17.  Since Section 38 (1) of the Limitation of Actions Act predated the Constitution of Kenya, 2010, its interpretation must be guided by Section 7 (1) of the Sixth Schedule of the Constitution of Kenya titled Transitional and Consequential Provisions which provides:

All law in force immediately before the effective date continues in force and shall be construed with the alterations, adaptations, qualifications and exceptions necessary to bring it into conformity with this Constitution.  

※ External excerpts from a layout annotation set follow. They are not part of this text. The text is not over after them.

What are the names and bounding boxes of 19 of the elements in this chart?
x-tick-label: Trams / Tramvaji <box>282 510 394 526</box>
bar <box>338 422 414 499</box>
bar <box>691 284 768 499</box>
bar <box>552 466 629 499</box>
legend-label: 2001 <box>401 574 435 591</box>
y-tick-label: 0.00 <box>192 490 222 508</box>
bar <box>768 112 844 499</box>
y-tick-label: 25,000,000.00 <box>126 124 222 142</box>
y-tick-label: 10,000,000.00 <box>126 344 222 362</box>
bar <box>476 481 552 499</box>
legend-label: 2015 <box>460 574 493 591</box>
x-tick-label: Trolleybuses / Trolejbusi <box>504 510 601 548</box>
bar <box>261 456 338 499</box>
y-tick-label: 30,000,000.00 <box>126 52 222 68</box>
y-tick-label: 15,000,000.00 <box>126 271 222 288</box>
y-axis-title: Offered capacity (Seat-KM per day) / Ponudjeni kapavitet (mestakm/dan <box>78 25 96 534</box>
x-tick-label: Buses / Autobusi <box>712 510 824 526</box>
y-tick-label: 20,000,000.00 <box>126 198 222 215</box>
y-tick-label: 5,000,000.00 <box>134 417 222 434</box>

18.  The alterations, adaptations, qualifications and exceptions referred to above must give Section 38 (1) of the Limitation of Actions Act conformity to Section 26 (3) and (4) of the Environment and Land Court Act, 2011 and Section 9 (a) of the Magistrates’ Courts Act, 2015 both of which were enacted to give effect Article 162(2) (b) and Article 169(1) (a) and (2) of the Constitution.  So as attain that conformity, Section 38 (1) of the Limitation of Actions Act must be construed as not depriving magistrates who are duly gazetted and have the requisite pecuniary jurisdiction of the jurisdiction and power to handle cases involving occupation of, and title to land, including adverse possession which is essentially a dispute on title to land. Such an interpretation is further in line with Article 259, which enjoins the court to interpret the constitution in a manner that promotes its purposes, values and principles.

19.  Among the principles of the constitution is devolution and access to services. Articles 6(3) and 48 of the Constitution have the combined effect of requiring devolution of and access to judicial services as well as access to justice for all persons. Allowing magistrates’ courts to handle adverse possession claims will certainly make it possible for more litigants to access justice since magistrates’ courts are more widely distributed in most parts of the country as opposed to this court which is yet to be stationed in all the counties. … 

21.  Even if one were to argue that the procedure for commencing and prosecuting adverse possession claims as provided for under Order 37 Rules 7, 16, 17 and 18 of the Civil Procedure Rules requires that such proceedings be commenced and prosecuted before a “judge”, I note that the word “judge” is defined at Section 2 of the Civil Procedure Act to mean “the presiding officer of a court”. Thus, as used in the Civil Procedure Act and the rules thereunder, “judge” does not exclusively refer to judges of the High Court or the Environment and Land Court as established under Article 162 of the Constitution. It includes a magistrate.

In view of the foregoing discourse, there are ample reasons based on the express provisions of Section 26 (3) and (4) of the Environment and Land Court Act, 2011 and Section 9 (a) of the Magistrates’ Courts Act, 2015, the principles of interpretation of the constitution as well as the principles of the constitution such as devolution, access to services and access to justice for all persons, to find as I hereby do, that so long as presided over by a magistrate who is duly gazetted under Section 26 (3) of the Environment and Land Court Act, 2011 and who has the requisite pecuniary jurisdiction, magistrates’ courts have jurisdiction and power to handle cases involving claims of adverse possession.”

(h) That the upshot of the foregoing is that the application dated 18th February, 2021 is without merit and therefore fails in its entirety. That the respondent should have the cost of the application in view of the provision of section 27 of the Civil Procedure Act chapter 21 of Laws of Kenya.

7. That from the foregoing, the Notice of Motion dated the 18th February, 2021 is hereby dismissed with costs.

DATED AND DELIVERED VIRTUALLY THIS 16TH DAY OF JUNE, 2021.

S.  M.  KIBUNJA

ENVIRONMENT AND LAND COURT JUDGE

IN THE PRESENCE OF;

APPLICANT:  ABSENT

RESPONDENT: ABSENT

COUNSEL:  MR. MOMANYI FOR PLAINTIFF/APPLICANT.